爬取汽车之家车主口碑评论文本,抽取口碑中最满意以及最不满意评论文本,分别作为正向情感语料库和负向情感语料库。

爬虫技术视频链接:https://pan.baidu.com/s/1ySXWuVmPW79Wa0lDvDKy_Q

语料库基本信息如下:

  • 训练集(data/ch_auto_train.txt): 40000 = 20000(pos) + 20000(neg)
  • 验证集(data/ch_auto_dev.txt): 10000 = 5000(pos) + 5000(neg)
  • 测试集(data/ch_auto_test.txt): 20000 = 10000(pos) + 10000(neg)

预处理

utils.py为数据的预处理代码。

import os
import time
from datetime import timedelta
import numpy as np
from collections import Counter
import tensorflow.contrib.keras as kr


def time_diff(start_time):
    """当前距初始时间已花费的时间"""
    end_time = time.time()
    diff = end_time - start_time
    return timedelta(seconds=int(round(diff)))


def batch_index(length, batch_size, is_shuffle=True):
    """
    生成批处理样本序列id.
    :param length: 样本总数
    :param batch_size: 批处理大小
    :param is_shuffle: 是否打乱样本顺序
    :return:
    """
    index = [idx for idx in range(length)]
    if is_shuffle:
        np.random.shuffle(index)
    for i in range(int(np.ceil(length / batch_size))):
        yield index[i * batch_size:(i + 1) * batch_size]

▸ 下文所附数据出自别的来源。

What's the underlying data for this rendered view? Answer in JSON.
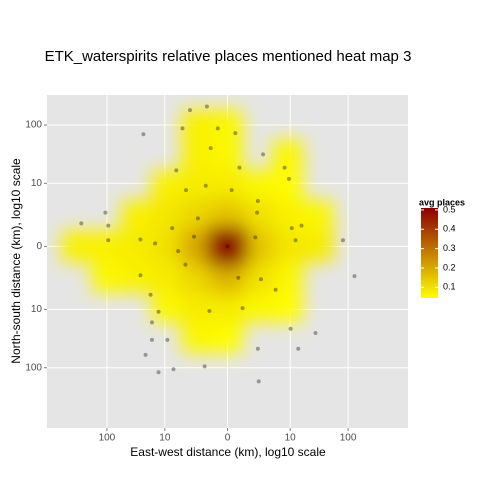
{
  "chart_data": {
    "type": "heatmap_scatter",
    "title": "ETK_waterspirits relative places mentioned heat map 3",
    "x_label": "East-west distance (km), log10 scale",
    "y_label": "North-south distance (km), log10 scale",
    "xlim": [
      -999,
      999
    ],
    "ylim": [
      -999,
      315
    ],
    "xticks": [
      {
        "value": -100,
        "label": "100"
      },
      {
        "value": -10,
        "label": "10"
      },
      0,
      10,
      100
    ],
    "yticks": [
      {
        "value": -100,
        "label": "100"
      },
      {
        "value": -10,
        "label": "10"
      },
      0,
      10,
      100
    ],
    "grid": true,
    "heatmap": {
      "x": [
        -999,
        -315,
        -99,
        -31,
        -9,
        -2.2,
        0,
        2.2,
        9,
        31,
        99,
        315,
        999
      ],
      "y": [
        315,
        99,
        31,
        9,
        2.2,
        0,
        -2.2,
        -9,
        -31,
        -99,
        -315,
        -999
      ],
      "values": [
        [
          0,
          0,
          0,
          0,
          0,
          0,
          0,
          0,
          0,
          0,
          0,
          0,
          0
        ],
        [
          0,
          0,
          0,
          0,
          0,
          0.07,
          0.06,
          0,
          0,
          0,
          0,
          0,
          0
        ],
        [
          0,
          0,
          0,
          0,
          0,
          0.07,
          0.06,
          0,
          0.06,
          0,
          0,
          0,
          0
        ],
        [
          0,
          0,
          0,
          0,
          0.07,
          0.08,
          0.08,
          0.06,
          0.05,
          0,
          0,
          0,
          0
        ],
        [
          0,
          0,
          0,
          0.07,
          0.09,
          0.12,
          0.15,
          0.1,
          0.07,
          0.06,
          0,
          0,
          0
        ],
        [
          0,
          0.07,
          0.07,
          0.08,
          0.1,
          0.2,
          0.5,
          0.15,
          0.09,
          0.08,
          0,
          0,
          0
        ],
        [
          0,
          0,
          0.06,
          0.07,
          0.08,
          0.12,
          0.18,
          0.1,
          0.06,
          0,
          0,
          0,
          0
        ],
        [
          0,
          0,
          0,
          0,
          0.06,
          0.08,
          0.08,
          0.06,
          0.05,
          0,
          0,
          0,
          0
        ],
        [
          0,
          0,
          0,
          0,
          0,
          0.06,
          0.05,
          0,
          0,
          0,
          0,
          0,
          0
        ],
        [
          0,
          0,
          0,
          0,
          0,
          0,
          0,
          0,
          0,
          0,
          0,
          0,
          0
        ],
        [
          0,
          0,
          0,
          0,
          0,
          0,
          0,
          0,
          0,
          0,
          0,
          0,
          0
        ],
        [
          0,
          0,
          0,
          0,
          0,
          0,
          0,
          0,
          0,
          0,
          0,
          0,
          0
        ]
      ]
    },
    "fill_low": "#ffff00",
    "fill_high": "#8b0000",
    "points": {
      "color": "#000000",
      "x": [
        -3.2,
        -1.2,
        -0.45,
        0.35,
        -4.6,
        -24,
        -0.9,
        0.58,
        2.9,
        7.9,
        9.5,
        -6.1,
        -3.9,
        -1.3,
        0.17,
        2.2,
        -106,
        -268,
        -95,
        -95,
        -27,
        -15,
        -7.3,
        -2.1,
        -2.6,
        -5.6,
        -4.0,
        0,
        2.1,
        1.9,
        10.7,
        12.5,
        16,
        82,
        128,
        0.51,
        2.6,
        5.3,
        -27,
        -18,
        -1.0,
        0.78,
        -13,
        -17,
        -17,
        -9,
        -22,
        2.2,
        10.2,
        28,
        14,
        -6.9,
        -13,
        -1.4,
        2.3
      ],
      "y": [
        177,
        203,
        88,
        73,
        88,
        70,
        41,
        19,
        32,
        19,
        12,
        17,
        7.5,
        9,
        7.5,
        4.6,
        2.6,
        1.4,
        1.2,
        0.26,
        0.3,
        0.12,
        1.0,
        1.9,
        0.45,
        -0.2,
        -1.0,
        0,
        2.6,
        0.41,
        1.0,
        0.26,
        1.2,
        0.26,
        -2.1,
        -2.3,
        -2.5,
        -4.2,
        -2.0,
        -5.3,
        -10.7,
        -9.5,
        -11,
        -17,
        -34,
        -34,
        -61,
        -48,
        -22,
        -26,
        -48,
        -106,
        -119,
        -95,
        -169
      ]
    },
    "legend": {
      "title": "avg places",
      "limits": [
        0.045,
        0.51
      ],
      "ticks": [
        0.1,
        0.2,
        0.3,
        0.4,
        0.5
      ]
    }
  }
}
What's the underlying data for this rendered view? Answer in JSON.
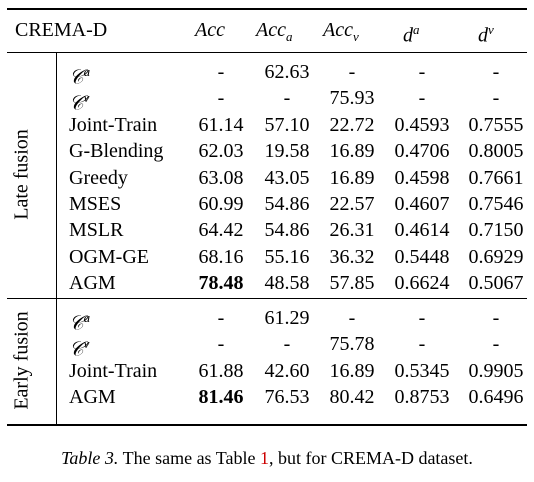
{
  "header": {
    "dataset": "CREMA-D",
    "columns": [
      "Acc",
      "Acc_a",
      "Acc_v",
      "d^a",
      "d^v"
    ]
  },
  "groups": [
    {
      "label": "Late fusion",
      "rows": [
        {
          "method": "C^a",
          "cells": [
            "-",
            "62.63",
            "-",
            "-",
            "-"
          ]
        },
        {
          "method": "C^v",
          "cells": [
            "-",
            "-",
            "75.93",
            "-",
            "-"
          ]
        },
        {
          "method": "Joint-Train",
          "cells": [
            "61.14",
            "57.10",
            "22.72",
            "0.4593",
            "0.7555"
          ]
        },
        {
          "method": "G-Blending",
          "cells": [
            "62.03",
            "19.58",
            "16.89",
            "0.4706",
            "0.8005"
          ]
        },
        {
          "method": "Greedy",
          "cells": [
            "63.08",
            "43.05",
            "16.89",
            "0.4598",
            "0.7661"
          ]
        },
        {
          "method": "MSES",
          "cells": [
            "60.99",
            "54.86",
            "22.57",
            "0.4607",
            "0.7546"
          ]
        },
        {
          "method": "MSLR",
          "cells": [
            "64.42",
            "54.86",
            "26.31",
            "0.4614",
            "0.7150"
          ]
        },
        {
          "method": "OGM-GE",
          "cells": [
            "68.16",
            "55.16",
            "36.32",
            "0.5448",
            "0.6929"
          ]
        },
        {
          "method": "AGM",
          "cells": [
            "78.48",
            "48.58",
            "57.85",
            "0.6624",
            "0.5067"
          ],
          "bold_first": true
        }
      ]
    },
    {
      "label": "Early fusion",
      "rows": [
        {
          "method": "C^a",
          "cells": [
            "-",
            "61.29",
            "-",
            "-",
            "-"
          ]
        },
        {
          "method": "C^v",
          "cells": [
            "-",
            "-",
            "75.78",
            "-",
            "-"
          ]
        },
        {
          "method": "Joint-Train",
          "cells": [
            "61.88",
            "42.60",
            "16.89",
            "0.5345",
            "0.9905"
          ]
        },
        {
          "method": "AGM",
          "cells": [
            "81.46",
            "76.53",
            "80.42",
            "0.8753",
            "0.6496"
          ],
          "bold_first": true
        }
      ]
    }
  ],
  "caption": {
    "label": "Table 3.",
    "text_before": " The same as Table ",
    "ref": "1",
    "text_after": ", but for CREMA-D dataset."
  }
}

def cat_to_id(classes=None):
    """
    :param classes: 分类标签;默认为pos, neg
    :return: {分类标签:id}
    """
    if not classes:
        classes = ['pos', 'neg']
    cat2id = {cat: idx for (idx, cat) in enumerate(classes)}
    return classes, cat2id


def load_corpus(path, word2id, max_sen_len=50):
    """
    :param path: 样本语料库的文件
    :return: 文本内容contents,以及分类标签labels(onehot形式)
    """
    _, cat2id = cat_to_id()
    contents, labels = [], []
    with open(path, encoding='utf-8') as f:
        for line in f.readlines():
            sp = line.strip().split()
            label = sp[0]
            content = [word2id.get(w, 0) for w in sp[1:]]
            content = content[:max_sen_len]
            if len(content) < max_sen_len:
                content += [word2id['_PAD_']] * (max_sen_len - len(content))
            labels.append(label)
            contents.append(content)
    counter = Counter(labels)
    print('总样本数为:%d' % (len(labels)))
    print('各个类别样本数如下:')
    for w in counter:
        print(w, counter[w])

    contents = np.asarray(contents)
    labels = [cat2id[l] for l in labels]
    labels = kr.utils.to_categorical(labels, len(cat2id))

    return contents, labels


def build_word2id(file):
    """
    :param file: word2id保存地址
    :return: None
    """
    word2id = {'_PAD_': 0}
    path = [os.path.join('./data/', w) for w in os.listdir('./data/')]

    for _path in path:
        with open(_path, encoding='utf-8') as f:
            for line in f.readlines():
                sp = line.strip().split()
                for word in sp[1:]:
                    if word not in word2id.keys():
                        word2id[word] = len(word2id)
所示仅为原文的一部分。